As academic researchers from a variety of fields argued and postulated about adolescence through the 20th century, an interesting thing took place. Adolescence in the American experience began to lengthen. Secondary sexual characteristics began to occur at younger ages, while societal forces pushed adulthood to older ages.

For example, while the average age of puberty dropped from 14-15 to 11-12, the age when someone is considered an adult — as noted by cultural events, such as high school graduation, college graduation, drinking age and marriage — has increased. We are left with a murky adolescent limbo lasting up to 15 years, with no biological or cultural marker that clearly determines when one achieves adult standing.

For those concerned about Christian formation, the long transition of adolescence offers an intriguing opportunity to shape one's faith identity.

Religious rituals, particularly Christian ritual practices, provide both daily and life-stage moments of identity and confirmation of one's faith and commitment to the faith community. Applied to adolescence, such Christian practices can become clear markers for one maturing into adulthood. What is needed, then, is an intentional, structured passage.

My former professor Matthias Zahniser describes the importance of a ceremonial rite of passage for disciple making. The function of a rite of passage and religious pilgrimages is to move an individual from one status in society to another.

The individual is not only changed in the sense that one performs within a new role, but the individual's new role within society is culturally recognized. Additionally, in Christian practice, one's spiritual sense is heightened as one's relationship with God, others, and self is reordered, restored, and renewed.

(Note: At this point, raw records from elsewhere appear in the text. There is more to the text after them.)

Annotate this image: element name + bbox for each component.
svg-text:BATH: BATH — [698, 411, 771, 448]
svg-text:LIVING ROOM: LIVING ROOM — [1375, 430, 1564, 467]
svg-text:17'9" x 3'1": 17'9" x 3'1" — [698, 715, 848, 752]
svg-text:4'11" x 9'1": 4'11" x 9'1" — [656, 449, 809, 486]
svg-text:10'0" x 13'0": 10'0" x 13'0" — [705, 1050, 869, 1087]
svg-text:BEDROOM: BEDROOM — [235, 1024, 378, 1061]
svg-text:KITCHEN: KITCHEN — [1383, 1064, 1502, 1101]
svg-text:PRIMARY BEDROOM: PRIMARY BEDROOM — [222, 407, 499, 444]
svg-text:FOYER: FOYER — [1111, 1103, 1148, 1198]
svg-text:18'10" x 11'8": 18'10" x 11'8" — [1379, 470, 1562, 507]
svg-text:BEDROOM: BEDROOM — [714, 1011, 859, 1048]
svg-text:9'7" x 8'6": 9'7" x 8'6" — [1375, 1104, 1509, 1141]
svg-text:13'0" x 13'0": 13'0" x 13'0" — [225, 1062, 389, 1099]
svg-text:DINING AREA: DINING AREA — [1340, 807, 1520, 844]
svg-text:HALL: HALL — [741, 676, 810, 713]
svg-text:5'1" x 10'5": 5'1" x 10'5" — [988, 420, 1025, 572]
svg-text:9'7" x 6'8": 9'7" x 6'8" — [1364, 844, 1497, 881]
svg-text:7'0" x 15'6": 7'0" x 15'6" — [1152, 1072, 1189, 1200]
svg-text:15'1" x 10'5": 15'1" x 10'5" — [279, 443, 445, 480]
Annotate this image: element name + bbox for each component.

Others, along with Zahniser, have noted how the most effective youth ministries employ such things as retreats and mission trips to help youth journey toward a mature faith. These spiritually significant events become vibrant touchstones for youth integrating their faith into everyday life. Importantly, these spiritually marking events often give a youth a clear sense of God's call for life.

I have been able to partner with other faculty at LeTourneau University to take what we know about the adolescent journey to adulthood, youth ministry and Christian theology to develop the Passage Institute for Youth and Theology (passageinstitute.org). We sponsor the Passage Fellowship, a year-long discipleship program for high school students to explore God's calling for their lives. We offer the resources of the university's theology faculty to partner with local churches in a program that features a residential campus learning experience, mentorship, and a guided community service project.

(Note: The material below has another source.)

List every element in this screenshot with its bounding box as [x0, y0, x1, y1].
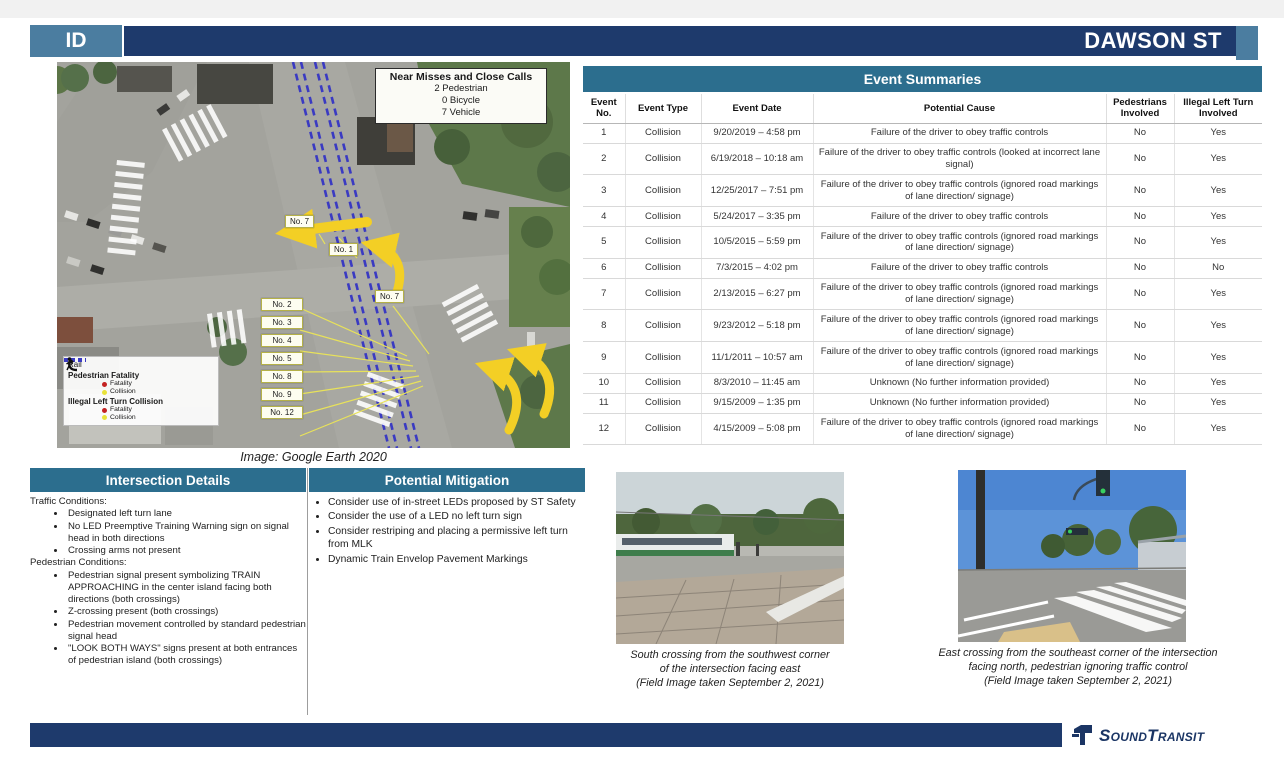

By taking a year to journey with youths, we believe these youths will "passage" into adulthood with their faith stronger and more active.

— Pat Mays is a professor of Christian ministries in the School of Theology and Vocation at LeTourneau University. Since 2008, he has served as a guest scholar for Bible translation projects in Nigeria. He also is the director of programming for LeTourneau University's Passage Institute for Youth and Theology, which offers creative discipleship programs for area high school students.